As soon as I caught the glitter of the moon's light in the shine of its feathers, I smelled it - as if it hadn't been there until then.
Ravens smell of the carrion they eat overlaying a musty sharp scent they share with crows and magpies. This one smelled of rain, forest, and good black garden soil in the spring. Then there was its size.
The Tri-Cities has some awfully big ravens, but nothing like this bird. It was taller than the coyote I was; easily as big as a golden eagle.
And every hair on my body stood up to attention as a wave of magic swept through the room.
It took a sudden hop forward, which moved its head into the faint light that trickled through the windows. There was a spot of white on its head, like a drop of snow. But what caught most of my attention were its eyes: bloodred, like a white rabbit's, they glittered eerily as it stared right at me...and through me, as if it were blind.
For the first time in my life I was afraid to drop my eyes.
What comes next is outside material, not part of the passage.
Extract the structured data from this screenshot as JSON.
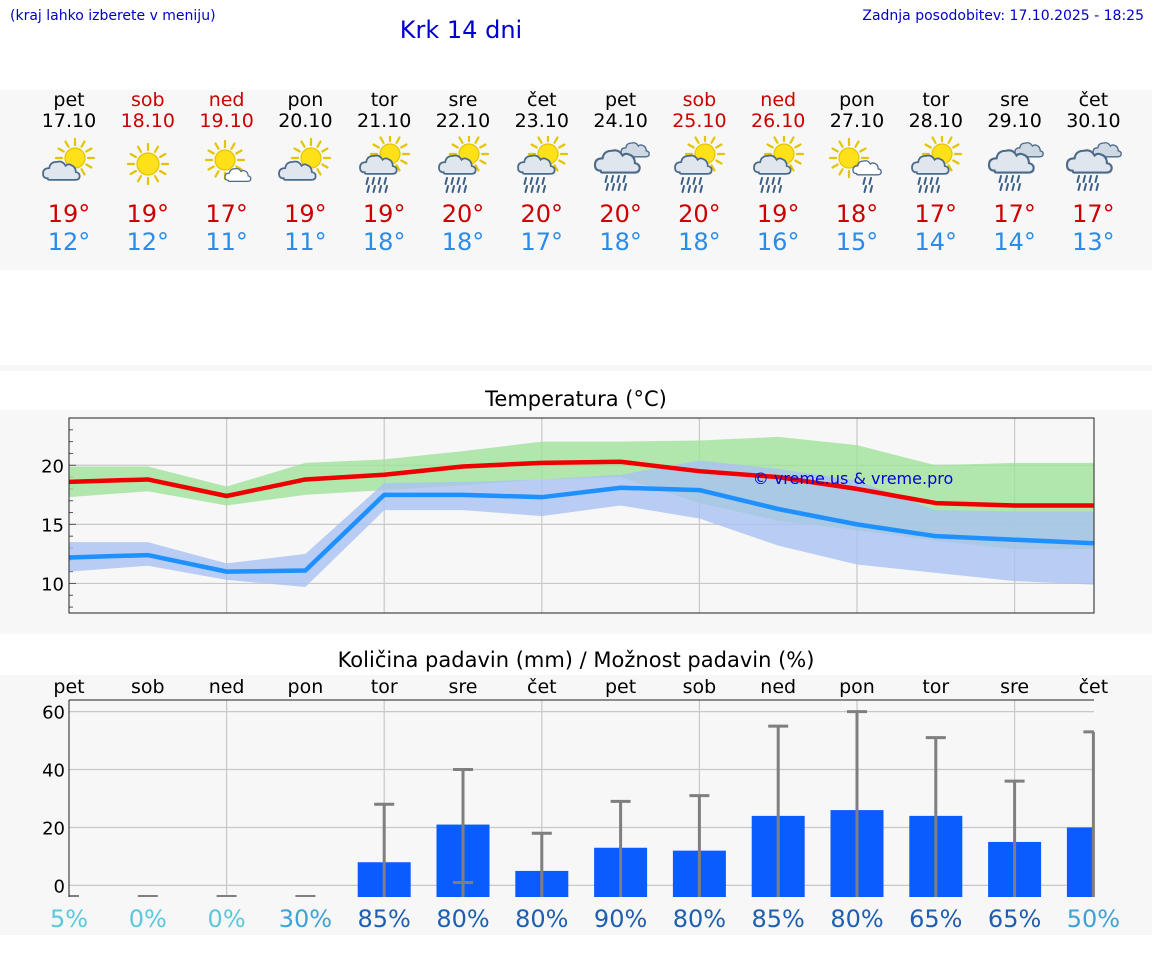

Werewolves put great value on eye contact - and I'd blithely used that all my life. I have no trouble dropping my eyes, acknowledging anyone's superiority and then doing whatever I please. Among the werewolves, once dominance was acknowledged, the dominant werewolf could, by custom, do no more than cuff me out of his way...while I then ignored him or plotted how to get back at him as I chose.
But this wasn't a werewolf, and I was consumed with the conviction that if I moved at all, it would destroy me - though it was not making any sign of aggression.
I value my instincts, so I stayed motionless.
It opened its mouth and gave a rattling cry, like old bones shaken roughly in a wooden box. Then it dismissed me from its notice. It strode to the corner and knocked the walking stick to the floor. The raven took the old thing into its mouth and without so much as a glance over its shoulder took flight through the wall.
Fifteen minutes later, I was well on the way back home - in human shape and driving my car.
Being not exactly human myself and raised by werewolves, I'd thought I'd seen just about everything: witches, vampires, ghosts, and a half dozen other things that aren't supposed to exist. But that bird had been real, as solid as me - I'd seen its ribs rise and fall as it breathed and I'd touched that walking stick myself.
I'd never seen one solid object go through another solid object - not without some pretty impressive CGI graphics or David Copperfield.
Magic, despite Bewitched and I Dream of Jeannie, just doesn't work like that. If the bird had faded, become immaterial or something before it hit the wall, I might have accepted that as magic.
Maybe, just maybe, I'd been like the rest of the world, accepting the fae at their face value. Acting like they were something familiar, that they were constrained by rules I could understand and feel comfortable with.
If anyone should have known better, it would be me. After all, I well understood that what the public knew about the werewolves was just the polished tip of a nasty iceberg. I knew that the fae were, if anything, worse about secrecy than the wolves. Though Zee had been my friend for a decade, I knew very little about the fae side of his life. I knew he was a Steelers fan, that his human wife had died of cancer shortly before I met him, and that he liked tartar sauce on his fries - but I didn't know what he looked like beneath his glamour.
There were lights on at my house when I pulled the Rabbit into the driveway and parked it next to Samuel's Mercedes and a strange Ford Explorer. I'd been hoping Samuel would be home and awake, so I could use him as a sounding board - but the SUV put paid to that idea.